Together Energy Retail, which has about 176,000 domestic customers, was part-owned by Warrington Borough Council.
The council, which spent £18m on a 50% stake in the firm in 2019, said it was "disappointed" the firm had gone under, but defended its investment decision.
Ofgem said a new supplier would be found for the company's customers and that energy supply would continue.
A total of 28 energy suppliers, mostly smaller firms, have stopped trading in the UK since August, affecting millions of customers.
In a statement on its website, Together Energy said the "sustained increase in wholesale prices and the securities required to continue to forward purchase the energy", made the firm's situation "untenable".
The rise in global wholesale gas prices has made price promises from many suppliers to customers undeliverable.
Ofgem said customers of Together Energy would be contacted by a new firm once it has been selected.
Households have been advised to wait until a new supplier is appointed before thinking about switching company.
Neil Lawrence, director of retail at Ofgem, said the regulator's "number one priority is to protect customers".
"I want to reassure affected customers that they do not need to worry, under our safety net we'll make sure your energy supplies continue."
Following Warrington Borough Council's initial £18m investment in Together Energy, the authority later lent it a further £20m.
The council said its "vision" was to be "part of a company that tackles the climate emergency by delivering 100% green energy to customers, contributes to reducing fuel poverty and provides local jobs in Warrington".
It claimed its "approach to hedging" was "extremely robust" and added the "enormous and sustained wholesale price rises" had led to the company ceasing trade.
"While it is our absolute priority to minimise any and all exposures we have as a council, we must first, as a priority, ensure that the independent administration process completes in a timely manner," the council said.

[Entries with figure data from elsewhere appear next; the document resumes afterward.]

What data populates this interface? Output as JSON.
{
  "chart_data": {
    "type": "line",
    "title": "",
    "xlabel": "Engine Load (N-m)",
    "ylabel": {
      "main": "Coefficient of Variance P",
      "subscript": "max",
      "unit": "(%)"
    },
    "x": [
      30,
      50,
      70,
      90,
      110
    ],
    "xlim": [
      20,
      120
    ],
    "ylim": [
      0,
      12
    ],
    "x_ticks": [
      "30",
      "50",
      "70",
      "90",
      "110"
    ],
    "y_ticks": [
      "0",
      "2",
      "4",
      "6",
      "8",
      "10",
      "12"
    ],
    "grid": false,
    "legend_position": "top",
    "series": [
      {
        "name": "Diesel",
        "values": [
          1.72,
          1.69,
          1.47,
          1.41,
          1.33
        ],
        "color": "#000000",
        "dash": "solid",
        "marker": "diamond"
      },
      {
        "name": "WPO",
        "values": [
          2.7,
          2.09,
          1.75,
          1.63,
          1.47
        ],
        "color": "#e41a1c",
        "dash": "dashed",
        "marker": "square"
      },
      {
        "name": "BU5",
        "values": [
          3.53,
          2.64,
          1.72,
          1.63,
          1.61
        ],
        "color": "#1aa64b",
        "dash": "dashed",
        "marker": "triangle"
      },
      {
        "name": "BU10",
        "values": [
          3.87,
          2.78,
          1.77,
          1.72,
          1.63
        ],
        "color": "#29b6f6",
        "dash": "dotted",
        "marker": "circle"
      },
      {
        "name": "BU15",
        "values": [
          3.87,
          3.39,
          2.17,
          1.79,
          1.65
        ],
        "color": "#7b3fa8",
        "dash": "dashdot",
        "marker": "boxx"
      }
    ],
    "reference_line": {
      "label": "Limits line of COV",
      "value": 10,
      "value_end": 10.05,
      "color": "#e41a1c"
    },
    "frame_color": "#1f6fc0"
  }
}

Andy Carter, Conservative MP for Warrington South, criticised the council who he said "simply should not have made this investment decision"
"Having highlighted this risky investment many times in Parliament over the last two years it was only a matter of time before the inevitable happened," he said.

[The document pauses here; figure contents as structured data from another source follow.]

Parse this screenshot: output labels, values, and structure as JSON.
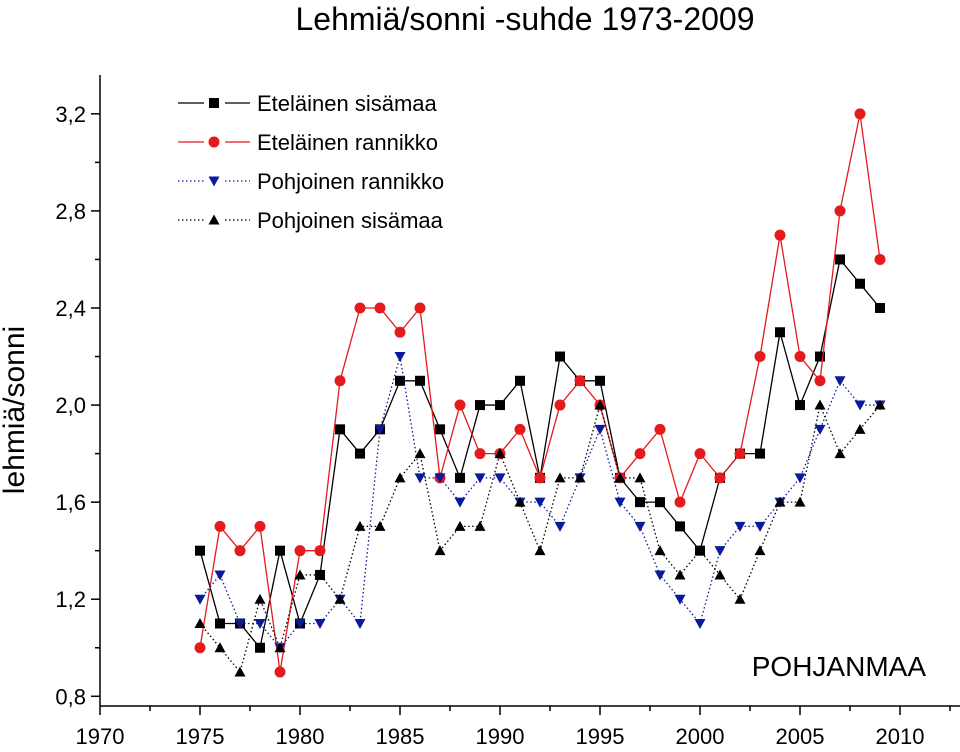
{
  "chart_data": {
    "type": "line",
    "title": "Lehmiä/sonni -suhde 1973-2009",
    "xlabel": "",
    "ylabel": "lehmiä/sonni",
    "annotation": "POHJANMAA",
    "xlim": [
      1970,
      2013
    ],
    "ylim": [
      0.76,
      3.36
    ],
    "x_ticks": [
      1970,
      1975,
      1980,
      1985,
      1990,
      1995,
      2000,
      2005,
      2010
    ],
    "x_tick_labels": [
      "1970",
      "1975",
      "1980",
      "1985",
      "1990",
      "1995",
      "2000",
      "2005",
      "2010"
    ],
    "y_ticks": [
      0.8,
      1.2,
      1.6,
      2.0,
      2.4,
      2.8,
      3.2
    ],
    "y_tick_labels": [
      "0,8",
      "1,2",
      "1,6",
      "2,0",
      "2,4",
      "2,8",
      "3,2"
    ],
    "grid": false,
    "legend_position": "top-left",
    "x": [
      1975,
      1976,
      1977,
      1978,
      1979,
      1980,
      1981,
      1982,
      1983,
      1984,
      1985,
      1986,
      1987,
      1988,
      1989,
      1990,
      1991,
      1992,
      1993,
      1994,
      1995,
      1996,
      1997,
      1998,
      1999,
      2000,
      2001,
      2002,
      2003,
      2004,
      2005,
      2006,
      2007,
      2008,
      2009
    ],
    "series": [
      {
        "name": "Eteläinen sisämaa",
        "color": "#000000",
        "marker": "square",
        "line": "solid",
        "values": [
          1.4,
          1.1,
          1.1,
          1.0,
          1.4,
          1.1,
          1.3,
          1.9,
          1.8,
          1.9,
          2.1,
          2.1,
          1.9,
          1.7,
          2.0,
          2.0,
          2.1,
          1.7,
          2.2,
          2.1,
          2.1,
          1.7,
          1.6,
          1.6,
          1.5,
          1.4,
          1.7,
          1.8,
          1.8,
          2.3,
          2.0,
          2.2,
          2.6,
          2.5,
          2.4
        ]
      },
      {
        "name": "Eteläinen rannikko",
        "color": "#e41a1c",
        "marker": "circle",
        "line": "solid",
        "values": [
          1.0,
          1.5,
          1.4,
          1.5,
          0.9,
          1.4,
          1.4,
          2.1,
          2.4,
          2.4,
          2.3,
          2.4,
          1.7,
          2.0,
          1.8,
          1.8,
          1.9,
          1.7,
          2.0,
          2.1,
          2.0,
          1.7,
          1.8,
          1.9,
          1.6,
          1.8,
          1.7,
          1.8,
          2.2,
          2.7,
          2.2,
          2.1,
          2.8,
          3.2,
          2.6
        ]
      },
      {
        "name": "Pohjoinen rannikko",
        "color": "#0a1a9c",
        "marker": "triangle-down",
        "line": "dotted",
        "values": [
          1.2,
          1.3,
          1.1,
          1.1,
          1.0,
          1.1,
          1.1,
          1.2,
          1.1,
          1.9,
          2.2,
          1.7,
          1.7,
          1.6,
          1.7,
          1.7,
          1.6,
          1.6,
          1.5,
          1.7,
          1.9,
          1.6,
          1.5,
          1.3,
          1.2,
          1.1,
          1.4,
          1.5,
          1.5,
          1.6,
          1.7,
          1.9,
          2.1,
          2.0,
          2.0
        ]
      },
      {
        "name": "Pohjoinen sisämaa",
        "color": "#000000",
        "marker": "triangle-up",
        "line": "dotted",
        "values": [
          1.1,
          1.0,
          0.9,
          1.2,
          1.0,
          1.3,
          1.3,
          1.2,
          1.5,
          1.5,
          1.7,
          1.8,
          1.4,
          1.5,
          1.5,
          1.8,
          1.6,
          1.4,
          1.7,
          1.7,
          2.0,
          1.7,
          1.7,
          1.4,
          1.3,
          1.4,
          1.3,
          1.2,
          1.4,
          1.6,
          1.6,
          2.0,
          1.8,
          1.9,
          2.0
        ]
      }
    ]
  }
}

"Labour's line will be to blame everyone else but it is clear this decision was taken by Labour councillors and they must be held to account for the losses which will inevitably follow."
Mr Carter said he had met ministers and would attempt to "recover as much of the £52m public money invested in this business".
The collapse of Together Energy may feel like a repeat of a regular story of recent months - a small supplier unable to cope with the pressures of global wholesale gas prices.
It is not. It has an extra twist because local taxpayers' money is involved.
This is an uncomfortable place to be for the local authority, especially as it had previously acquired another council-owned supplier, Bristol Energy.
Robin Hood Energy, funded by Nottingham City Council, closed down and its customers were transferred to British Gas in 2020.
All these councils hoped their projects would tackle fuel poverty. Their intentions, however well intentioned, failed. To rub salt into the wounds, the current crisis is going mean a lot more people become fuel poor.
Household and businesses have seen their energy bills rise in recent months as energy suppliers pass on a sharp rise in wholesale gas prices.
Increased oil and gas demand in Asia, a rapid recovery of some economies after lockdown, and a summer with little wind to generate alternative power, have all contributed to rising energy costs.
Another problem is that much of the UK's housing stock is ageing and poor at retaining heat, leaving residents particularly exposed to jumps in gas prices.
Trade body Energy UK has predicted bills will surge by up to 50% in April, when the change to the price cap, due to be determined in February, kicks in. It said the average household could end up paying about £700 more per year.
That, along with UK inflation at a 10-year high and expected to increase further, has prompted warnings of a cost-of-living "crisis".